Your marketing materials need to communicate your idea, reinforce your branding, and evoke a certain emotion or action from your audience. But they will only do this successfully if they have been created according to a set of tried-and-tested graphic design principles.

Here, I’m going to talk you through ten of the biggest mistakes I often see in marketing designs – and provide you with some handy tips that will help you avoid them!


1. Too many colours

Using many different colours will overload your audience – and a particularly busy scheme can even make your design look amateur.

To create marketing graphics that are well-balanced and easy on the eye, stick to two or three core shades, and pick a triadic combination with a primary colour, a secondary colour, and an accent colour that can provide that all-important final flourish.

2. Too much colour

Blocks of particularly bright or heavy colour are usually a no-no. They can create an unwelcome distraction from the text, or make it hard to read – and they also make your materials much more expensive to print, as more ink will be needed to reproduce your work.

For more information on the correct use of colour in marketing design, check out this comprehensive article on colour psychology from Orana Velarde.

3. Too little white space

Let your design breathe! Good use of white space between margins and paragraphs will make it much easier for the reader to scan the content. Empty space can also be used to draw the viewer’s attention to an important section of the piece.

Learn more on the benefits of spacing out your design elements here.

4. Boxy borders

Solid borders with lines of equal thickness at the top, bottom and sides of the design look somewhat dated these days. To give your design a more contemporary feel, use rules of different thicknesses – or, better still, use white space or a well-executed fade to separate design elements from each other.

5. Illegible typefaces

Readers get frustrated when they can’t make out the text within a design, so you need to choose a font or typeface that’s easy to skim-read, even in smaller sizes. Limit the use of decorative fonts outside of headers and opt for sans serif variations like Arial and Verdana instead.

6. Too many fonts

It’s acceptable to use a couple of different fonts in any one piece – perhaps one for your headers, and one for the bulk of your content – but, generally speaking, adding any more than this into your design will leave your work looking unprofessional.

(If you’re really keen to experiment with font styles and colours to create something unique, read this article first).

7. Poor font kerning

In typography, kerning involves adjusting the spaces between letters to achieve different effects.
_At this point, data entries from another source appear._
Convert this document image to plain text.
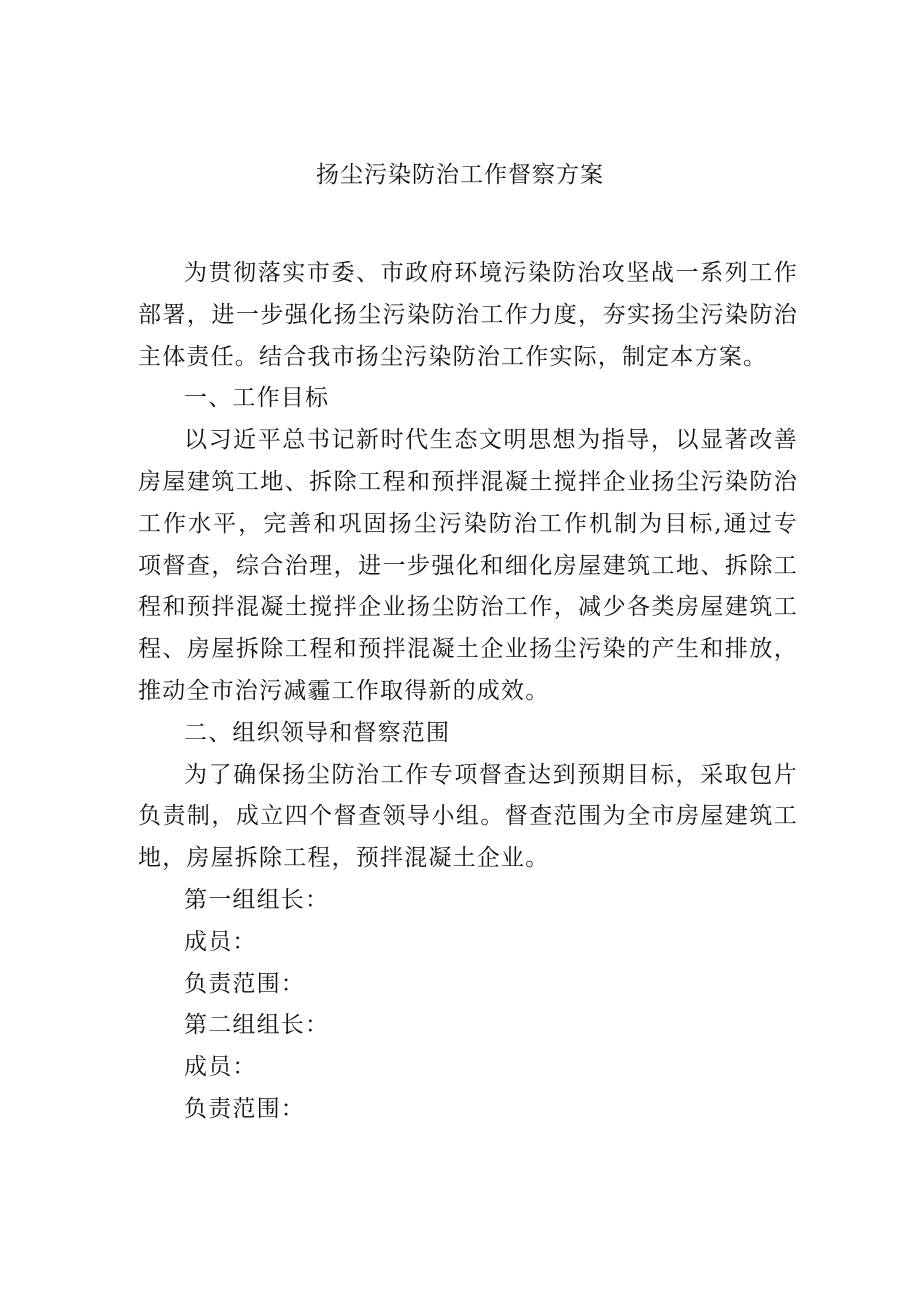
扬尘污染防治工作督察方案

为贯彻落实市委、市政府环境污染防治攻坚战一系列工作部署，进一步强化扬尘污染防治工作力度，夯实扬尘污染防治主体责任。结合我市扬尘污染防治工作实际，制定本方案。

一、工作目标

以习近平总书记新时代生态文明思想为指导，以显著改善房屋建筑工地、拆除工程和预拌混凝土搅拌企业扬尘污染防治工作水平，完善和巩固扬尘污染防治工作机制为目标,通过专项督查，综合治理，进一步强化和细化房屋建筑工地、拆除工程和预拌混凝土搅拌企业扬尘防治工作，减少各类房屋建筑工程、房屋拆除工程和预拌混凝土企业扬尘污染的产生和排放，推动全市治污减霾工作取得新的成效。

二、组织领导和督察范围

为了确保扬尘防治工作专项督查达到预期目标，采取包片负责制，成立四个督查领导小组。督查范围为全市房屋建筑工地，房屋拆除工程，预拌混凝土企业。

第一组组长：

成员：

负责范围：

第二组组长：

成员：

负责范围：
More often than not, you’ll need to use kerning to make your content more legible – for example, by bringing capital and lowercase letters closer together, or spacing out special characters.

This blog from Figma will talk you through some of the most common kerning techniques.

8. Bulky text

To make it easier for the reader to skim and digest your content, you need to break it up into manageable chunks.

You can do this by spacing paragraphs, inserting headers and subheaders, and experimenting with layout to draw the eye to important pieces of information.

9. Widows and orphans

A widow is the line at the end of a paragraph that falls at the beginning of the following page or column; an orphan is the line at the start of a paragraph that appears by itself at the bottom of a page or column. In layman’s terms, they are stray words that look out of place, and they will leave your design looking messy.

Avoid them wherever possible by extending the edge of the text frame, changing the margin alignment or experimenting with kerning.

10. Typos and other copy problems

There’s nothing worse than spending a great deal of time and money on a piece of marketing material, only to find multiple spelling, punctuation and grammatical errors in the finished piece. Always proofread your work before you sign it off!